Clearly, Pakistani audiences generate significantly lower revenue for publishers, a trend that has persisted since the advent of the internet in Pakistan. Recently, however, the situation has deteriorated further. Google does not have enough ads to show to Pakistani audiences, leaving many ad slots unfilled.
When there are no ads to display, the publisher earns zero revenue. Shockingly, around 70% of the ad inventory for Pakistani digital publishers goes unfilled on average. This leaves only 30% of the ad slots available for publishers to generate income from, and even these slots have very low payout rates.

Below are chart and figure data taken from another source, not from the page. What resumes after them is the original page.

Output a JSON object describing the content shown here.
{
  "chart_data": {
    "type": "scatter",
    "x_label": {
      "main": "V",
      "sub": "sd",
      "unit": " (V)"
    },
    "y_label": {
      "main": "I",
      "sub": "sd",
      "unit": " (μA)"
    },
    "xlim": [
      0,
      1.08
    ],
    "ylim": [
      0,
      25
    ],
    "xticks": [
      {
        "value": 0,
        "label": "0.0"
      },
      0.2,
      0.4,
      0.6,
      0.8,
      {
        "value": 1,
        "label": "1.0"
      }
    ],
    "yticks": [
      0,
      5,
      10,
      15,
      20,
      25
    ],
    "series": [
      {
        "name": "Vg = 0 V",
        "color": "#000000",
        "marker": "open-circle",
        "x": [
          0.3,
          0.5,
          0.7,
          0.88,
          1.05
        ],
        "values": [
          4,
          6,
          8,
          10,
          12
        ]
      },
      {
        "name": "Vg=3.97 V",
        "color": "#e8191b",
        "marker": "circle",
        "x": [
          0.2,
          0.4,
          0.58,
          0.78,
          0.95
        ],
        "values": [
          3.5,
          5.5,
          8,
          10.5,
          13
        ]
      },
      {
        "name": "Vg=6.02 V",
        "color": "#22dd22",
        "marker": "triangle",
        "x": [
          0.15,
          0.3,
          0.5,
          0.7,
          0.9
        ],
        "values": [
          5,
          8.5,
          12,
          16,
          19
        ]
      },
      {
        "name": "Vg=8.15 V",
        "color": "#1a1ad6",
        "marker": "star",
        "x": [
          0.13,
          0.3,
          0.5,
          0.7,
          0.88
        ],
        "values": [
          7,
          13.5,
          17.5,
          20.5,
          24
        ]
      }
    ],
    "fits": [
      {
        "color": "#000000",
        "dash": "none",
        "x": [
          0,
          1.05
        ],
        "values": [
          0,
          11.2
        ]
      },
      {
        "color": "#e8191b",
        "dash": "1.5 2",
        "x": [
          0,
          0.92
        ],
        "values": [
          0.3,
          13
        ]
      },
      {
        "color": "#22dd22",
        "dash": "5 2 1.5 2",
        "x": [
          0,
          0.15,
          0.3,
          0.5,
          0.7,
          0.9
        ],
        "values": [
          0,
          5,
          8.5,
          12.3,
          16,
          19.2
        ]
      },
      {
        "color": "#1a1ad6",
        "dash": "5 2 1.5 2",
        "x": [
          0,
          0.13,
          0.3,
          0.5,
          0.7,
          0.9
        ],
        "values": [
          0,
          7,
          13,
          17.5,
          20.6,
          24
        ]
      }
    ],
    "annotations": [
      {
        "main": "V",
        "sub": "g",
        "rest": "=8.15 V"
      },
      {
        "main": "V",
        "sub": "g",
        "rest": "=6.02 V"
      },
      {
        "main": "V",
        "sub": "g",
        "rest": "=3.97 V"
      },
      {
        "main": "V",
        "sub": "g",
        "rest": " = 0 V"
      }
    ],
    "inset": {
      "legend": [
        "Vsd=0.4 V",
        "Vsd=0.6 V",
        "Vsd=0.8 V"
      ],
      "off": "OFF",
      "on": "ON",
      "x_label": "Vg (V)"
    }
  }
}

While low fill rates aren’t new, having up to 70% unfilled ads—and up to 80% for content in Urdu—is unprecedented. The sluggish economy and reduced budgets from advertisers are major factors contributing to this dire situation. And unfortunately, there doesn’t seem to be a short-term solution.
In comparison, the fill rates aren’t as bad in other regions like India or the Middle East, making this a uniquely Pakistani problem that will require localized solutions, if any exist.
One potential solution is direct sales, meaning selling ads directly to local advertisers instead of relying on Google. However, the demand from local advertisers is almost non-existent, given the current supply.
This tough environment likely explains why new digital publishers are scarce, especially those who rely on bootstrapping or don’t have substantial financial backing. This has a dampening effect on the entire digital publishing industry in Pakistan, and that’s why it has to change. This clearly can’t continue for long.